Study Shows Patient-Centered Care Matters for Inpatient Psychiatry Patients

Faculty; Public Health; Research

In a study led by Morgan Shields, assistant professor at the Brown School, psychiatric patients who reported better patient-care experiences while hospitalized were more likely to report increases in trust in mental healthcare providers and willingness to voluntarily go to the hospital when in emotional or psychological distress. They were also more likely to report having a follow-up visit within 30-days of discharge. 

Shields says the study, the first of its kind, suggests improvements to patient-centered care (PCC) during inpatient psychiatric treatment can reduce negative outcomes such as suicide, unplanned readmission, and missed follow-up appointments.


“Patient experience should be the central aspect of care and a measure that payers and regulators pay attention to,” she said. But research is lacking on the quality of inpatient psychiatric care and the frequency of unsafe settings that result in inappropriate use of medication, dehumanization of patients, the use of restraints and seclusion, as well as inattention to patients’ needs and preferences.

“There is a large body of evidence demonstrating that principles of patient-centered care – which are similar to those of trauma-informed care – reduce violence and the use of restraint and seclusion, which keeps both staff and patients safer,” she said. “The study’s findings held true for both patients hospitalized on a voluntary and involuntarily basis, suggesting that concerns over the validity of patient experience reports from those involuntarily hospitalized are not backed by evidence. 

The research team conducted quantitative surveys of more than 700 psychiatric patients who had been hospitalized. The study was part of larger research that included asking patients about their experience and suggestions for improvement. Their most common complaint was generally related to disrespectful treatment.  A few examples:

  • “It was horrible and made me feel less than human. I will never ask for help in that way again, even at the very depths of desperation.”
  • “What made me feel even more unsafe, though, was that there was one specific doctor who threatened to sedate anyone who even raised their voice at him. People were being sedated left and right, even at times that I felt were inappropriate.”
  • “I needed personalized and individual help, and I didn’t receive that. I left feeling not helped at all. I was literally dropped off and forgotten”
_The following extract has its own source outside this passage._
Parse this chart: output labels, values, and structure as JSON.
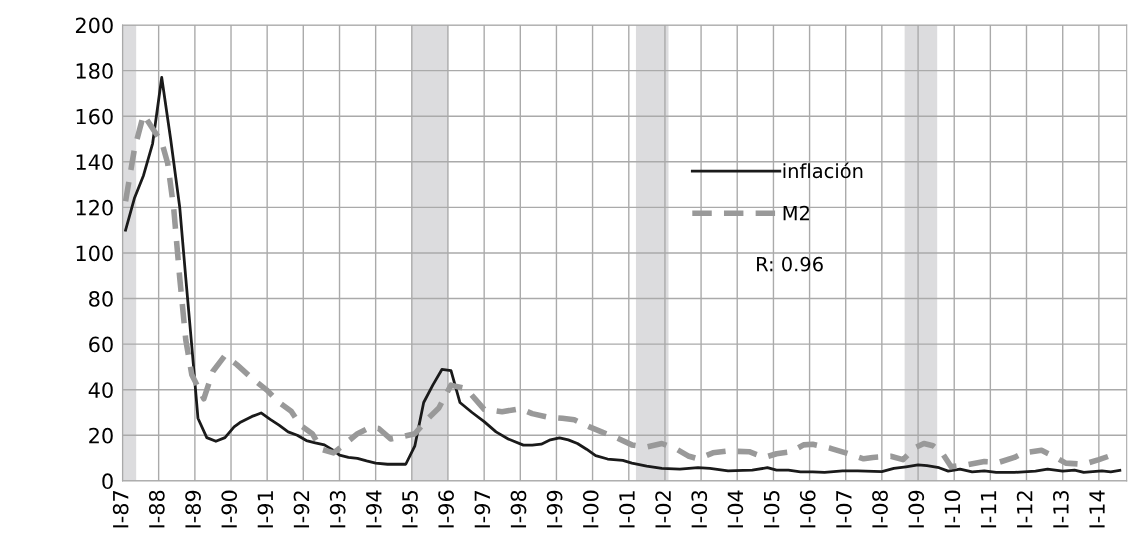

Shields’s study, published in Health Affairs Scholar, also found that patient-centered care was higher among patients at nonprofit hospitals than at for-profit facilities, which is important to consider given the rise in for-profit ownership of psychiatric facilities; PCC was also associated with many facility-level quality measures, suggesting that patient-reports of their care may be valid signals of the overall quality of care in a hospital.

Shields offers a small but telling example of the potential impact:

“A patient is used to going to the refrigerator for apple juice at 11 p.m. when at home in the community, but while in the hospital, the staff tell the patient that there is a hard policy against drinking anything but water after 11 p.m. This policy is unnecessary and has no therapeutic value. In fact, it can agitate the patient, cause staff to raise their voice and escalate the situation, and could result in restraint and consequences like physical harm or trauma. Doctors should be speaking with patients about past treatments, their desires, and preferences, and create a treatment plan in cooperation with a patient.” 

The study notes that while humane treatment of patients produces better outcomes, it is also an end in itself. Findings suggest that the systematic collection of data at a national level will enable rigorous research and accountability and can help identify strategies to improve quality of care in psychiatric treatment both in and out of hospitals.

That collection of data is on the way. It was required by Congress, which passed legislation in 2022. The new law says the Centers for Medicare & Medicaid Services (CMS) must start collecting patient-experience information from inpatient psychiatric facilities in hospitals, who had been the only facilities excluded from such requirements. CMS, part of the U.S. Department of Health and Human Services, will publish a final rule in October to give hospitals time to prepare.

“This is a big deal,” said Shields, whose work has focused on policy changes like the Congressional action, that she outlined recently in a column published in The Milbank Quarterly.

Shields said she has been motivated to conduct this research given her own experiences of abusive treatment inside of institutional settings when she was young, by the experiences of family members, and by the many people  who have shared their experiences with her.  “These places can be a source of trauma, rather than healing, as it was for me,” she said, adding that she was inspired by an undergraduate mentor who told her: “If you can convince people they should listen to patients of inpatient psychiatry, you will have had a successful career.”